Stephen Harper a réservé de dures critiques au registre des armes à feu dans la foulée de la fusillade meurtrière de mercredi au Collège Dawson, à Montréal.

Dans une entrevue à la CBC, le premier ministre affirme que le registre des armes à feu s'est encore une fois révélé inutile dans la prévention d'un crime, mais envisage une modification de la loi pour bannir la vente d'armes aux individus instables.

Dans des entrevues accordées au quotidien National Post et à la radio de la CBC, le premier ministre a estimé que le registre s'est une nouvelle fois révélé incapable de jouer un rôle dans la prévention d'un crime puisque les armes du tueur Kimveer Gill étaient enregistrées, donc légales.

Stephen Harper s'est bien gardé de dessiner les grandes lignes du cadre législatif qui saurait remédier aux lacunes du registre, dont son parti prône l'abolition.
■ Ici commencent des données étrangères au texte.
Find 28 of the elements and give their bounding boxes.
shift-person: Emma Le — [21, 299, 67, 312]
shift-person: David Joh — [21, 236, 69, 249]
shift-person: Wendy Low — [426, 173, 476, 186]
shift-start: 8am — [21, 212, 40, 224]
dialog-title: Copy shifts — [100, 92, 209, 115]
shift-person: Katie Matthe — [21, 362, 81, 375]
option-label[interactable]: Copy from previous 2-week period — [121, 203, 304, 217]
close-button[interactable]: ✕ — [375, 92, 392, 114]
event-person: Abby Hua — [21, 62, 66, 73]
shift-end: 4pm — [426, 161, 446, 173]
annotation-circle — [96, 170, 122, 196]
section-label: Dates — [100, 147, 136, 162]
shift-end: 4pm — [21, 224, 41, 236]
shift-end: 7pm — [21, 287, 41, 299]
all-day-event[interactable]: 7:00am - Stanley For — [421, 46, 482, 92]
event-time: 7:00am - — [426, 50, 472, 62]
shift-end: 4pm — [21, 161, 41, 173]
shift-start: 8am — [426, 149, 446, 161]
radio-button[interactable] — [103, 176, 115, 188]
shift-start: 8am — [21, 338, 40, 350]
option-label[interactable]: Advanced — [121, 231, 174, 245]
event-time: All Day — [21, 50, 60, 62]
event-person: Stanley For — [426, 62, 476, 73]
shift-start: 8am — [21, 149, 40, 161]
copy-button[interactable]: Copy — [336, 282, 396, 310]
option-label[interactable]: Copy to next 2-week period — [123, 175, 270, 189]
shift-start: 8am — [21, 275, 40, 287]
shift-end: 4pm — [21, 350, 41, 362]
Il a néanmoins soutenu à l'émission The House de CBC qu'il envisage de modifier la loi pour que des personnes instables psychologiquement ne puissent se procurer des armes.

Le premier ministre s'est dit dévasté par la tuerie et espère que l'enquête saura faire la lumière sur la façon dont le meurtrier a pu se procurer ses armes, sans alerter les autorités.